En dépit de nombreuses sollicitations, le naturaliste s’est bien gardé d’adhérer à un parti. Il affirme à raison que l’affiliation à une chapelle politique affaiblirait son influence. En 2023 il s’engagea pour l’initiative sur la biodiversité, participant à un débat contradictoire télévisé. Malgré une émotion palpable et un talent oratoire prononcé, Perrot ne put faire pencher la balance; le peuple rejeta l’initiative à 63%.

Homme d’action, notre naturaliste n’a pas le droit d’être pessimiste. Je suis positif par nature, dit-il, et en même temps, j’ai besoin de voir la vérité en face. Un effondrement est possible, non pas la fin du monde, mais celle de notre monde de confort et de surconsommation dévoreuse de ressources […] la fête est bientôt terminée. Perrot refuse pourtant le survivalisme et une vie de marginal. L’éco-anxiété existe, mais observer les animaux, regarder les étoiles, marcher pieds nus dans l’herbe, partager des moments dans une forêt ou au bord d’une rivière avec ceux qu’on aime, cela peut faire beaucoup de bien […] Se mettre en action est un ressort puissant […] je me concentre sur le périmètre que je peux influencer, et j’essaie de lâcher prise sur ce qui ne m’appartient pas.

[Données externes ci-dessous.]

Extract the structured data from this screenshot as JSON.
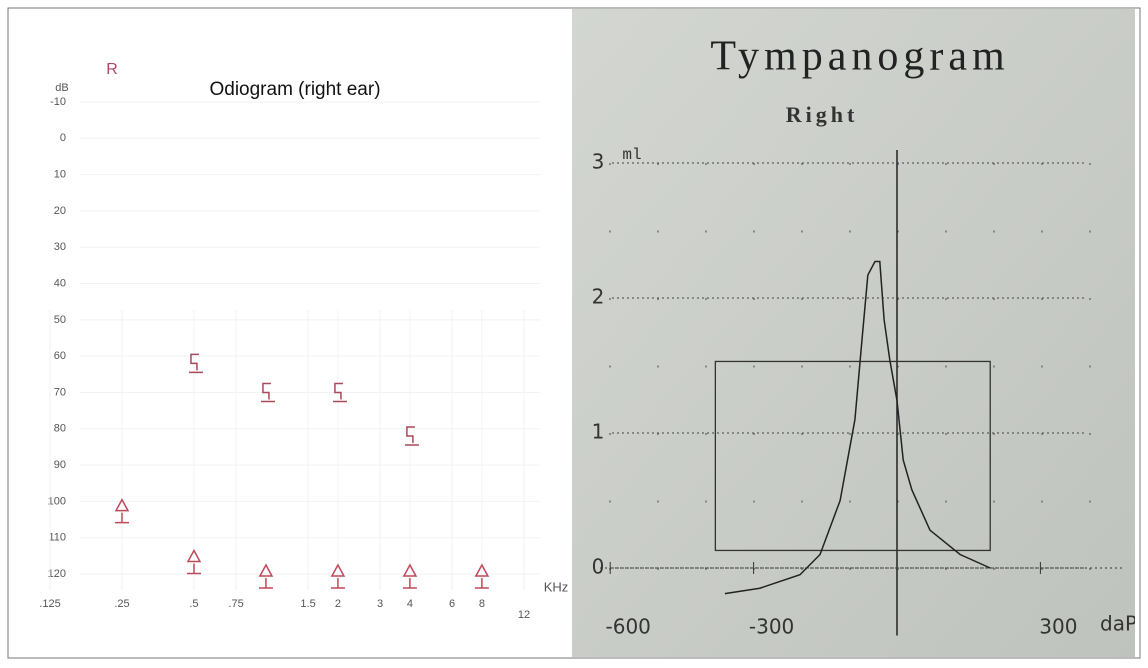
{
  "chart_data": [
    {
      "type": "scatter",
      "title": "Odiogram (right ear)",
      "ear_label": "R",
      "ylabel": "dB",
      "xlabel": "KHz",
      "log_x": true,
      "invert_y": true,
      "xlim": [
        0.125,
        12
      ],
      "ylim": [
        -10,
        120
      ],
      "xticks": [
        {
          "value": 0.125,
          "label": ".125"
        },
        {
          "value": 0.25,
          "label": ".25"
        },
        {
          "value": 0.5,
          "label": ".5"
        },
        {
          "value": 0.75,
          "label": ".75"
        },
        {
          "value": 1.5,
          "label": "1.5"
        },
        {
          "value": 2,
          "label": "2"
        },
        3,
        {
          "value": 4,
          "label": "4"
        },
        6,
        8,
        12
      ],
      "yticks": [
        -10,
        0,
        10,
        20,
        30,
        40,
        50,
        60,
        70,
        80,
        90,
        100,
        110,
        120
      ],
      "series": [
        {
          "marker": "bracket",
          "color": "#a8485a",
          "x": [
            0.5,
            1,
            2,
            4
          ],
          "values": [
            62,
            70,
            70,
            82
          ]
        },
        {
          "marker": "triangle",
          "color": "#c0485a",
          "x": [
            0.25,
            0.5,
            1,
            2,
            4,
            8
          ],
          "values": [
            102,
            116,
            120,
            120,
            120,
            120
          ]
        }
      ]
    },
    {
      "type": "line",
      "title": "Tympanogram",
      "subtitle": "Right",
      "ylabel": "ml",
      "xlabel": "daPa",
      "xlim": [
        -600,
        400
      ],
      "ylim": [
        -0.5,
        3.3
      ],
      "xticks": [
        -600,
        -300,
        300
      ],
      "yticks": [
        0,
        1,
        2,
        3
      ],
      "grid": true,
      "color": "#222222",
      "x": [
        -360,
        -287,
        -203,
        -161,
        -119,
        -88,
        -73,
        -61,
        -46,
        -36,
        -27,
        -15,
        0,
        13,
        31,
        69,
        132,
        195
      ],
      "values": [
        -0.19,
        -0.15,
        -0.05,
        0.1,
        0.5,
        1.1,
        1.7,
        2.17,
        2.27,
        2.27,
        1.84,
        1.54,
        1.24,
        0.8,
        0.58,
        0.28,
        0.1,
        0
      ],
      "region": {
        "x": [
          -380,
          195
        ],
        "y": [
          0.13,
          1.53
        ]
      }
    }
  ]
}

Travail, famille… nature: une devise qui conviendrait peut-être à Julien Perrot, naturaliste avec lequel il fait bon s’entretenir.

 

Référence: Julien Perrot, Une vie pour la nature, la Salamandre, 2025, 336 pages.

 

Julien Perrot aime ces alexandrins de Rimbaud, chantant le contact sensuel avec la nature:

Sensation

Par les soirs bleus d’été, j’irai dans les sentiers,

Picoté par les blés, fouler l’herbe menue :

Rêveur, j’en sentirai la fraîcheur à mes pieds.

Je laisserai le vent baigner ma tête nue.

 

Je ne parlerai pas, je ne penserai rien :

Mais l’amour infini me montera dans l’âme,

Et j’irai loin, bien loin, comme un bohémien,

Par la Nature, – heureux comme avec une femme.